The emphasis of more than 600 utility efficiency programs is promoting weatherization and high  efficiency products (light bulbs, appliances and HVAC, often ENERGY STAR) rather than targeting thermal leakage.  In view of residential demand trends, increasing the thermal efficiency of existing homes (100 million built before 1970) is the only option for pulling excessive demand into better balance with a clean supply. 

Fortunately, local building contractors can use commercially-available products to eliminate wasted energy. Thermal retrofits are labor-intensive, producing at least $5000 in local payroll per project.  A continuous thermal seal cuts a home’s demand by at least 5000 KWh (17 million BTU) every year for the average home’s long life.  A home’s reduced energy demand can be measured and monetized with home performance scoring, such as the RESNET HERS index.  

Eliminating thermal leakage is an overlooked opportunity for utilities to decarbonize and create unsubsidized jobs. Space conditioning energy drives up a utility’s expenses during peak demand, when energy cost can be double.  At the right price, a utility could invest in demand reduction from local contractors rather than buying more energy. Because a retrofit relates to the home rather than the occupant, thermal retrofits can be offered inclusively to all customers without new expense.  This type of on-bill financing has been demonstrated by the PAYS efficiency program , which keeps the customer’s bill at its historic level until the retrofit loan is paid.  Improved dwelling comfort, value, and resilience are additional benefits of “thermal optimization”, introduced in this 2016 Climate Institute report.
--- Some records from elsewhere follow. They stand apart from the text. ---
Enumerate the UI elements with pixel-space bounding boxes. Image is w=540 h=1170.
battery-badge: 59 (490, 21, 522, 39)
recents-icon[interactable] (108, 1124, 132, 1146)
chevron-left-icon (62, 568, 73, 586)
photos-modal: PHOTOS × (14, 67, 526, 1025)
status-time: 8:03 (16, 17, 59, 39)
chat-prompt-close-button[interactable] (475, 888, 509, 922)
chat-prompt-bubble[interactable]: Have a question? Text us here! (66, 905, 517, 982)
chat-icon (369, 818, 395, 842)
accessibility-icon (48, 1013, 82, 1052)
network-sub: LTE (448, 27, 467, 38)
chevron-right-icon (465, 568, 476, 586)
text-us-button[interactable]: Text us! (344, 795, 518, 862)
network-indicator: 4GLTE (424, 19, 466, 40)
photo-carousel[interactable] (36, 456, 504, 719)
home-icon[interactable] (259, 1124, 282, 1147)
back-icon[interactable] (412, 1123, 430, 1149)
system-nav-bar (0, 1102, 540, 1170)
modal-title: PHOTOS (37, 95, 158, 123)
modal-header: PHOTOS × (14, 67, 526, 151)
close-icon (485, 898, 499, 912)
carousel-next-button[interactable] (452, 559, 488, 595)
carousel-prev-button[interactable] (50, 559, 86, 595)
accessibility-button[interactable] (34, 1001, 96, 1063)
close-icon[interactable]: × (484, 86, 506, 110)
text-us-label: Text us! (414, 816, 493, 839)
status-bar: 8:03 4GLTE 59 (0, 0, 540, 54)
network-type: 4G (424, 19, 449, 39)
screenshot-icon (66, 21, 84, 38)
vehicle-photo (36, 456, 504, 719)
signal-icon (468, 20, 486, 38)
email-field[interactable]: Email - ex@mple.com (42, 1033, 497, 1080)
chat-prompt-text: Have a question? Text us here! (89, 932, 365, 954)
Retrofit cost depends on location and techniques, and the utility’s choice of performance level: the feasibility of utility-financed thermal retrofits is locally determined.  Community leaders, local organizations, elected officials and building associations need to encourage contractors to engage energy suppliers about financing demand reduction, and the potential for new jobs. Builders, utilities, homeowners, communities and the world all stand to gain.

 

About the Author: Rick Barnett is the owner of Green Builder (1996), a retired retrofit contractor, and was a key figure in the early `80’s expansion of the Oregon waste hauling industry’s recycling programs. He holds a B.A. in Psychology and an Interdisciplinary Master’s in Environmental Management from Oregon State University.